His child doesn’t stop needing food, clothing, and shelter just because he isn’t working. If your partner wasn’t living with you, he would have to find a way to support himself ASAP. Because he is with you, he has a buffer for keeping himself fed and housed and less urgency to get employment that will provide for his child..

Now this really has nothing to do with you as long as you aren’t asking him to be a stay at home parent. You aren’t expected to pay his bills.

funinthesun19 · 28/01/2021 14:13

So your ex doesn't pay maintenance but you are slagging off the new partner??

My ex’s ex wife used to do this. I was there wanting him to pay it and a times forcing him to pay it and I was the one who got the blame when he didn’t. Far too easy to direct the anger at the dad’s partner isn’t it? Now he’s on his own and neither of us get anything for our children. Maybe now she sees the situation for what it was, or still deludes herself that I was to blame when he didn’t pay it.
Funnily enough she’s actually cool about the £0.00 a month she gets now, after kicking up such a stink about money when we were together! And thankfully I can just leave them both to it now drama free.

aSofaNearYou · 28/01/2021 14:14

BUT you entered a relationship with a man that already has a child that he has an equal duty towards. Whether or not to date you've kept finances separately is irrelevant really. You're a UNIT. With responsibilities towards the child, not the ex.

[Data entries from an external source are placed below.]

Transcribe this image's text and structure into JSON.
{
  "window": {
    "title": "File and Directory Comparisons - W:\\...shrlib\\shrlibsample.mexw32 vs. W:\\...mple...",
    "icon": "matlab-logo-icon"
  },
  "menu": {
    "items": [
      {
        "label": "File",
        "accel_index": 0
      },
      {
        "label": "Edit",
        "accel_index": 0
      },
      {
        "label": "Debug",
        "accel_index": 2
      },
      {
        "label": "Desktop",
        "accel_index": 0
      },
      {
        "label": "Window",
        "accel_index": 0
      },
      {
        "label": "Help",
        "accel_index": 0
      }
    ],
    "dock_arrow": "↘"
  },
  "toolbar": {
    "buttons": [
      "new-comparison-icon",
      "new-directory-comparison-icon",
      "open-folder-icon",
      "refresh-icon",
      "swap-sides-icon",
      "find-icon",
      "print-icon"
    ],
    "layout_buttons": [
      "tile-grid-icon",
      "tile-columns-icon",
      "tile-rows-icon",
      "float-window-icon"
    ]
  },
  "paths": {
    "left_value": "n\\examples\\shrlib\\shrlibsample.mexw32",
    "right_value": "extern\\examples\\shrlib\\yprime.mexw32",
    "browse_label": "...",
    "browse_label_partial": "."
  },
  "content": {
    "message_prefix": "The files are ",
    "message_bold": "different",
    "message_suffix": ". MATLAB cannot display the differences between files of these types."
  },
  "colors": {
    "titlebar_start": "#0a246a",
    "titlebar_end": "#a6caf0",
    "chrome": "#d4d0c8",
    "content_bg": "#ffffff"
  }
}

How did you make that leap of logic? Of course it's relevant that they have separate finances. There isn't one definition of what being a "unit" means, and having separate finances means that they are not a unit when it comes to finances. She doesn't have any responsibility towards the ex OR the child.

Bollss · 28/01/2021 14:16

@GlowingOrb

His child doesn’t stop needing food, clothing, and shelter just because he isn’t working. If your partner wasn’t living with you, he would have to find a way to support himself ASAP. Because he is with you, he has a buffer for keeping himself fed and housed and less urgency to get employment that will provide for his child..

Now this really has nothing to do with you as long as you aren’t asking him to be a stay at home parent. You aren’t expected to pay his bills.

hed get benefits, and his ex would get her share of 7 quid a week, and remember hes got another child so, 3.50?

i doubt he has any less urgency somehow with his horrible ex stopping contact - i assume he realises how much he needs to get a job!